No plant can take up nitrogen from the atmosphere by itself.  Legumes and some other plants form sophisticated structures, usually on their roots, that house nitrogen-fixing bacteria.  Previous research has shown that less-structured associations between sugar cane and nitrogen-fixing bacteria can meet a good fraction of sugar cane’s modest nitrogen requirements.  One study found nitrogen contributions of 100-200 kgN/ha  (also roughly equal to lb/acre), a large fraction of what even corn needs, by two different methods.

This week, we learn that some traditional corn (maize) varieties grown in Mexico can also get nitrogen from a loose symbiosis, involving nitrogen-fixing bacteria in mucilage on the surface of above-ground roots.  The paper is titled “Nitrogen fixation in a landrace of maize is supported by a mucilage-associated diazotrophic microbiota.”  The authors, two of whom I know from my time at UC Davis, present convincing evidence that bacteria in the mucilage are indeed fixing nitrogen and that the plant gets some of it.

But how much nitrogen does that plant get?  The key data are in their Table 2.  The data are quite variable, so it will be interesting to see whether the highest values can be replicated consistently with the right genotypes and conditions.  Looking at median values for corn in the tassel stage, I multiplied total shoot nitrogen (kg/ha) by the % of nitrogen they estimate came from symbiosis, and got 5-20 kgN/ha.   For commercial corn production in the US, that would be less than the margin of error, that is, less than the error in our ability to estimate how much a given corn crop needs.  So I don’t see much short-term potential for adapting this system to high-yield corn production.

What about long term?

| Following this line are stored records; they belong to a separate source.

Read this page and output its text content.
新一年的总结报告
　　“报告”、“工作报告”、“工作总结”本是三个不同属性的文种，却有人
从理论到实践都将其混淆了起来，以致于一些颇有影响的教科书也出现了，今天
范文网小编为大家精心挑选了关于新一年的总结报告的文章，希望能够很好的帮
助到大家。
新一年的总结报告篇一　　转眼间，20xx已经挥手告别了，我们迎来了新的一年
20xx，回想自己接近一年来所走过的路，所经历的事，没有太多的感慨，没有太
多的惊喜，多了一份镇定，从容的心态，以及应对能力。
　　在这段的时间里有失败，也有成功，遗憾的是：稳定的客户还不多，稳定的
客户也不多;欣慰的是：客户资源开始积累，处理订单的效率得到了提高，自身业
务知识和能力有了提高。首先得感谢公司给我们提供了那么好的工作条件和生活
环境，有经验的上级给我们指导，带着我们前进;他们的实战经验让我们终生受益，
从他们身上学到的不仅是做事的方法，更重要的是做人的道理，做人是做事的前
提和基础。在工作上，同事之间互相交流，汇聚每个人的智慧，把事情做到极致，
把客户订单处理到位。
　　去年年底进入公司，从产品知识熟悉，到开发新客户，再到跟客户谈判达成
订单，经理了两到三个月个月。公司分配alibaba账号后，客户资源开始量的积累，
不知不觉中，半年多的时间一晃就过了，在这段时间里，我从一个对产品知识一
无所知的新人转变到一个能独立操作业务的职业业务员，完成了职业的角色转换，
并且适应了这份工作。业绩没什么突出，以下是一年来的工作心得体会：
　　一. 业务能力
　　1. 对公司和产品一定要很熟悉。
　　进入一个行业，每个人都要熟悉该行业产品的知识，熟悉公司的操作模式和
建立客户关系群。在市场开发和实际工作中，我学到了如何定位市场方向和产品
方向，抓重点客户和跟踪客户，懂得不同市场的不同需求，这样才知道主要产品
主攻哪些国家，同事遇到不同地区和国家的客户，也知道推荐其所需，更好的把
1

Could an improved version of this symbiosis ever supply as much nitrogen as legume root nodules do?  Probably not.  Legumes monitor the performance of each root nodule and cut off resources to nodules that supply little or no nitrogen.  I don’t see any way that corn could preferentially direct resources to the best nitrogen-fixers in its mucilage — or those that are more generous in sharing their nitrogen with their plant host — while cutting off resources to “free-riders” that fix little or no nitrogen.  So we could increase nitrogen fixation by breeding for more mucilage-producing roots, but the photosynthetic costs of supporting those roots would soon exceed the nitrogen benefit.  Efficiency (nitrogen obtained per carbon invested) is the key to genuinely useful nitrogen fixation.